Many consider Lewis’ ability to forgive others a teachable moment. He has been especially forgiving toward those that have transgressed against him personally. Lewis’ stance on forgiveness isn’t particularly admirable by any stretch of the imagination.
Make no mistake: Lewis is perfectly within his rights to offer forgiveness. It should be noted that missing from Lewis’ stance on forgiveness is his advocacy for actual punishment for those that have transgressed against him. Forgiveness without actual punishment is unreasonable since there would be no deterrent from those acts continuing.
Lewis was an advocate for protecting the rights of illegal immigrants and members of the LGBTQ community. Advocacy for these particular groups isn’t noteworthy, as human decency dictates this should be a given. Where is his advocacy for policy that punishes law enforcement and private citizens that wantonly kill black people in America? Surely if such policy existed and were actually enforced, there would be no protests for black racial equality.

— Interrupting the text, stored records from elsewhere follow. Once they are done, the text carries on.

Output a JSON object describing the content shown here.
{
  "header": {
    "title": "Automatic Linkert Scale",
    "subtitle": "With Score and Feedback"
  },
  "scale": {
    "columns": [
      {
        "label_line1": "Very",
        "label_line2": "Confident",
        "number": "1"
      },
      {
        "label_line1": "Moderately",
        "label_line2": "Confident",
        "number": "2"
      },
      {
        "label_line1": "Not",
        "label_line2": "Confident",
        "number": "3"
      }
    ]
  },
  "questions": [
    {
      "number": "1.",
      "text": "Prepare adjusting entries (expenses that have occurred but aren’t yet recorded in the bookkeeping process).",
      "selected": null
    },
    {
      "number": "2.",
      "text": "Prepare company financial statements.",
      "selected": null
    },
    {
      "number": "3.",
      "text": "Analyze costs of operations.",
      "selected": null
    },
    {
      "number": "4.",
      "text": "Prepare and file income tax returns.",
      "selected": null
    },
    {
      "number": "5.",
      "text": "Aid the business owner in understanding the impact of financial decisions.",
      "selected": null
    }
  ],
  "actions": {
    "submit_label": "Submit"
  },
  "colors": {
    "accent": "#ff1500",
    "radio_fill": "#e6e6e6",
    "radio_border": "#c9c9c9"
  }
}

Lewis’ death can be a teachable moment. There was no mention of any punishment administered towards Lewis’ perpetrators in the 1960s. We can learn how to enact punishment against those that have transgressed against us. Lewis was an advocate for nonviolence. He can teach us to be violent in self defense. And we can forgive: only after the perpetrator has been actually punished. That would be the greatest lesson of all, worthy of getting into “good trouble”.